= Karkarichinkat =

Archaeological sites in Mali

Karkarichinkat comprises two archaeological sites (Karkarichinkat Nord - KN05 and Karkarichinat Sud - KS05) located in West Africa within the Lower Tilemsi Valley of Eastern Mali. The sites were first recorded by Raymond Mauny in 1952, and subsequently excavated by Andrew Smith and Katie Manning.

==Archaeological findings==
Extensive excavations at Karkarichinkat Nord have revealed some of the earliest evidence for domestic pearl millet in sub-Saharan Africa as well as ritualised deposits of domestic cattle, dating to the second half of the 3rd millennium BCE.

There were a total of 11 sets of human remains found at the sites of Karkarichikat Nord (KN05) and Karkarichinkat Sud (KS05). Based on radiocarbon dates, Karkarichikat Nord was occupied from 2620 to 2200 cal. years BCE. A radiocarbon date of 3310 BP was obtained from surface material found at Karkarichikat Sud.
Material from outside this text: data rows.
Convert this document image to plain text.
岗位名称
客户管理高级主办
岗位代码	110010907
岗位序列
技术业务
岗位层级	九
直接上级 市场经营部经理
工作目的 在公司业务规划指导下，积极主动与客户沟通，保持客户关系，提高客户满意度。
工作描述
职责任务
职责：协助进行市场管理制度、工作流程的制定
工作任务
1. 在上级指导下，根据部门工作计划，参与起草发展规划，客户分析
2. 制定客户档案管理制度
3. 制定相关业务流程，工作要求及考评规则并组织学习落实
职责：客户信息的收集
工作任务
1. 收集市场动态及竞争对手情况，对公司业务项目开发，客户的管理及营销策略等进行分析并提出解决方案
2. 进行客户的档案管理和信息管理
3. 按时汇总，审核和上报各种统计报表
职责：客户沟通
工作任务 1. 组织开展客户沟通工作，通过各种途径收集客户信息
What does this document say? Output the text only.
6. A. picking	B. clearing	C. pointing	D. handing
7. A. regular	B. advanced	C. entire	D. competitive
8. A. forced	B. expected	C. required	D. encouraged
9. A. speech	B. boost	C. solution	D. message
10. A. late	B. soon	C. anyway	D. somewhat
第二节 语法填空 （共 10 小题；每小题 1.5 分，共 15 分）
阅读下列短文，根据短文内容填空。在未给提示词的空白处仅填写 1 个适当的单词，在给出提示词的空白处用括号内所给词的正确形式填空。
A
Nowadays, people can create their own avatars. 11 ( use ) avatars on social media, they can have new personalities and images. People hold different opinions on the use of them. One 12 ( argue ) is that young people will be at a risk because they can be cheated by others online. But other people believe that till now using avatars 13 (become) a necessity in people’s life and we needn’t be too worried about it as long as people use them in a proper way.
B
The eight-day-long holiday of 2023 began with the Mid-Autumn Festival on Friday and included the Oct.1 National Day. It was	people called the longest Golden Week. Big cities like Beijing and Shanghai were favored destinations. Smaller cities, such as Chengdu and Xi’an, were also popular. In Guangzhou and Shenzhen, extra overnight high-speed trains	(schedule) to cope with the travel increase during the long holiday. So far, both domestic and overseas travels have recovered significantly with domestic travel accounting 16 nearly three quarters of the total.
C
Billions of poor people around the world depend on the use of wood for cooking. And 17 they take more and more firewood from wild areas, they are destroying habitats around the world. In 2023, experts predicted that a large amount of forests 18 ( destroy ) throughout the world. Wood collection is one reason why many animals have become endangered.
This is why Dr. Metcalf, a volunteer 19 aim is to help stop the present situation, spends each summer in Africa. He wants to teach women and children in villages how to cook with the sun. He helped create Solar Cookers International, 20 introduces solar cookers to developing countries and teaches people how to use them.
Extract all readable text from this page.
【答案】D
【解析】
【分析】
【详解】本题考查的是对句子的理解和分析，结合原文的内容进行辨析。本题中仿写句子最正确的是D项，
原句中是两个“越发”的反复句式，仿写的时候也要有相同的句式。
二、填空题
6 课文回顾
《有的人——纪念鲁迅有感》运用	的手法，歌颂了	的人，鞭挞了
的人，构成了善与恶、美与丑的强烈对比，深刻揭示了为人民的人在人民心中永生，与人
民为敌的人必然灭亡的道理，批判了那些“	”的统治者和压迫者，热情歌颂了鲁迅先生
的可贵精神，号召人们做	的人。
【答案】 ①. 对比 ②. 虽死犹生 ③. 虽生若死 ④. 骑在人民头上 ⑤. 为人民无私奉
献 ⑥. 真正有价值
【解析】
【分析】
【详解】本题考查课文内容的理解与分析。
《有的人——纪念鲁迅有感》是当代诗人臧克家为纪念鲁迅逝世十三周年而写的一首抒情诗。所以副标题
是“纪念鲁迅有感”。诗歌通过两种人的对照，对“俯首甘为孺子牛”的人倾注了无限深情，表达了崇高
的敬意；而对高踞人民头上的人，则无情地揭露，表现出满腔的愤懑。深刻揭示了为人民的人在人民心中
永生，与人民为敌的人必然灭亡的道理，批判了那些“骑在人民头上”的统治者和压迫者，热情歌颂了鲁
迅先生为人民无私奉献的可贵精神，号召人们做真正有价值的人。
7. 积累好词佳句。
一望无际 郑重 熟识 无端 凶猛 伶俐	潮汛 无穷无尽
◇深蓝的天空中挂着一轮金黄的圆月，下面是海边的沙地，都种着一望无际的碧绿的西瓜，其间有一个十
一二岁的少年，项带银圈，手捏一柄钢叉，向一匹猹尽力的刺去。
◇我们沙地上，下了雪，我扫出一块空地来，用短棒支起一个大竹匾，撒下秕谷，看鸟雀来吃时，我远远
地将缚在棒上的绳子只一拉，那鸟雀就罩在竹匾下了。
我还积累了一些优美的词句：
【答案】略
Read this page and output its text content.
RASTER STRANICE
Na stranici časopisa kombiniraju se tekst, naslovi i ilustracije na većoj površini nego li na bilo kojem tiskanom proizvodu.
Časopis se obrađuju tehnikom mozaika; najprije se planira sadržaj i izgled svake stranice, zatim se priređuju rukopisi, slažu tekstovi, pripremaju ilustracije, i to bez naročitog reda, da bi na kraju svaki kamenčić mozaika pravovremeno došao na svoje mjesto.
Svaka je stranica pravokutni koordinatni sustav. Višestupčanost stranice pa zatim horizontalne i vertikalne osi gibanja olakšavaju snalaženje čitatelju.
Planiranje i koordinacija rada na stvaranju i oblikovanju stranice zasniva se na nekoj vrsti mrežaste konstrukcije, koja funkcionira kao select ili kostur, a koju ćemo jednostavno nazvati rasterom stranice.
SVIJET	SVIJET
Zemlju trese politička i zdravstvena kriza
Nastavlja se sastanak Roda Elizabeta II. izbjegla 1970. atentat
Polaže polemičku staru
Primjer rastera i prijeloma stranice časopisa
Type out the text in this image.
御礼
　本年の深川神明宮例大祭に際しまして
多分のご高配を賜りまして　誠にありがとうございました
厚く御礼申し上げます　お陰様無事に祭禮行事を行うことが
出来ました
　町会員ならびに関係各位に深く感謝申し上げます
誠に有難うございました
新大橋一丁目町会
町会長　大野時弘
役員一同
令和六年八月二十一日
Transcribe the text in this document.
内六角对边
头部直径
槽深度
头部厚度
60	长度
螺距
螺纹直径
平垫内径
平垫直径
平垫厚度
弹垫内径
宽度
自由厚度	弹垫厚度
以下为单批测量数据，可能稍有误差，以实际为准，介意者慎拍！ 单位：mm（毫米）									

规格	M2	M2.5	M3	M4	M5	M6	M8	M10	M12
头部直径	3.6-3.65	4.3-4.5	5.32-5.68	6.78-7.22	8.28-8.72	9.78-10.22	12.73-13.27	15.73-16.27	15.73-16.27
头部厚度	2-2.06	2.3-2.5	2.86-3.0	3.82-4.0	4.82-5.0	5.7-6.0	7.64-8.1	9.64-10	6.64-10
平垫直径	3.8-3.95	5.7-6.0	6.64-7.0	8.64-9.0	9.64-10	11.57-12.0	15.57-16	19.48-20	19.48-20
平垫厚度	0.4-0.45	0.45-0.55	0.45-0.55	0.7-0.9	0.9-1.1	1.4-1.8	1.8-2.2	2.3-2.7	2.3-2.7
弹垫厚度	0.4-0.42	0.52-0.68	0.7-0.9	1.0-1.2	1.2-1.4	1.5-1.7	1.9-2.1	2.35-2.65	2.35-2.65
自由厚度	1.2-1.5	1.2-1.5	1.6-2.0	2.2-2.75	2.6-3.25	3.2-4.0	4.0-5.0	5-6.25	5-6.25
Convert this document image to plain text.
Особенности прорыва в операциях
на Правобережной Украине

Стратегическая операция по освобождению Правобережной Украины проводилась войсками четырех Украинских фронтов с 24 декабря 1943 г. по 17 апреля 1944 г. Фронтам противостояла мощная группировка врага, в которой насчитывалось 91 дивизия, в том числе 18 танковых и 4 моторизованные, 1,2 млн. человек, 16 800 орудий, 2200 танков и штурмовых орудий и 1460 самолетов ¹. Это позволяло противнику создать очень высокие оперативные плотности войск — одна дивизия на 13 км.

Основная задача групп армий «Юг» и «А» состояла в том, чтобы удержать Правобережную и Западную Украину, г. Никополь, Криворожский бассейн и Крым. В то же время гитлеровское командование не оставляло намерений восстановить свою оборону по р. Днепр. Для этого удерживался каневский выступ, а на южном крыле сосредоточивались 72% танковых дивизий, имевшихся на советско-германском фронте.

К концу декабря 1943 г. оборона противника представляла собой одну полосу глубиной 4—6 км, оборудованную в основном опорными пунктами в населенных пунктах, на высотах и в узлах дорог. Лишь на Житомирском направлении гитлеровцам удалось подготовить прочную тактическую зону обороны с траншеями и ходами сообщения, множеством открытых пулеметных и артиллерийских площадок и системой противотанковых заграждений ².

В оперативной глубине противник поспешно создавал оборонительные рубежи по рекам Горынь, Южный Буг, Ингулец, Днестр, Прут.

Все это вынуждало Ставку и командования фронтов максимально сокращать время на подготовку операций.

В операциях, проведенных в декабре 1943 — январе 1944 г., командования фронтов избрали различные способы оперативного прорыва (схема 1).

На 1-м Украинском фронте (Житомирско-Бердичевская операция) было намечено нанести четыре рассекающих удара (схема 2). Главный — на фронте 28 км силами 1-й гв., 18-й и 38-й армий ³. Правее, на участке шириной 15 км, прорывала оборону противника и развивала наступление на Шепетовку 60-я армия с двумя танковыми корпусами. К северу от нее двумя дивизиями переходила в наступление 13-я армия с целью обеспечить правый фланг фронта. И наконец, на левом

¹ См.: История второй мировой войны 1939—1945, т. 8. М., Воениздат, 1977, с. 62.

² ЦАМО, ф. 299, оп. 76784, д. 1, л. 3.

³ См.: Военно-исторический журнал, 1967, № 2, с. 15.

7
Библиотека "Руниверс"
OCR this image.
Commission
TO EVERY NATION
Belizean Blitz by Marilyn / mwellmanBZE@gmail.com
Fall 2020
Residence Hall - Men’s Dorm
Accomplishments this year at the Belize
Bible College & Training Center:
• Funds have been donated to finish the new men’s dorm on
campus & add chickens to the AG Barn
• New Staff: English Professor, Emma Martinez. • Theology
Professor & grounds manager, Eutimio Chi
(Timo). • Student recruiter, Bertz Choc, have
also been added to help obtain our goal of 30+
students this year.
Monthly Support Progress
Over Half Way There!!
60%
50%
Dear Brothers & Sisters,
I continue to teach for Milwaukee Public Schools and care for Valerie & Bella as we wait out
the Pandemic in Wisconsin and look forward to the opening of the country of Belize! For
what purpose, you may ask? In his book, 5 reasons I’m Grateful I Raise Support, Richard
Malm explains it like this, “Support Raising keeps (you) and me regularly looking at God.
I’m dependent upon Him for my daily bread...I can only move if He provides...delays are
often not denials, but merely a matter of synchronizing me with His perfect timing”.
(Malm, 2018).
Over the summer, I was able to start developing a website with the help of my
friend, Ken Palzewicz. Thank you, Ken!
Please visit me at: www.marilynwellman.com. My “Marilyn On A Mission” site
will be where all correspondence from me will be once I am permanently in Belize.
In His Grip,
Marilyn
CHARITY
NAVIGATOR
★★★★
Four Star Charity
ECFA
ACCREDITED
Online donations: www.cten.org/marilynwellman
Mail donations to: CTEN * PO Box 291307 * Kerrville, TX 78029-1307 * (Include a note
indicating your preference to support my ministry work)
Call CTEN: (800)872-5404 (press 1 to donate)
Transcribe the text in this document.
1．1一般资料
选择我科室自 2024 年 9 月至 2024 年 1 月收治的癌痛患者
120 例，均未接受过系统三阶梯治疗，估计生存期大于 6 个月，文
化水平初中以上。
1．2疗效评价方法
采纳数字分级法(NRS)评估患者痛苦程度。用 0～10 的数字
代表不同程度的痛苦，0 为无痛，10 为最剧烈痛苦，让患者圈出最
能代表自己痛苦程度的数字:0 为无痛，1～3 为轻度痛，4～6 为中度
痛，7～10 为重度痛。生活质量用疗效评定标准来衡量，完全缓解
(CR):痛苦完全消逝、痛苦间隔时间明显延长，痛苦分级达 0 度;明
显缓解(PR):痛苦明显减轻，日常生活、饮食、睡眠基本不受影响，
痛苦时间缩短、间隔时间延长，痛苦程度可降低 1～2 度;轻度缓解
Karkarichikat is known for having some of the oldest dated evidence for intentional dental modification. The modified teeth found at Karkarichikat Nord is the first area in the region to show evidence of this practice. Most modifications would be the result of trauma or due to a specific task-related wear, such as chewing on tree bark. These modifications, however, appear to have been done for aesthetic purposes. The filed teeth came from women, which shows that these modifications were possibly sex-specific within their culture.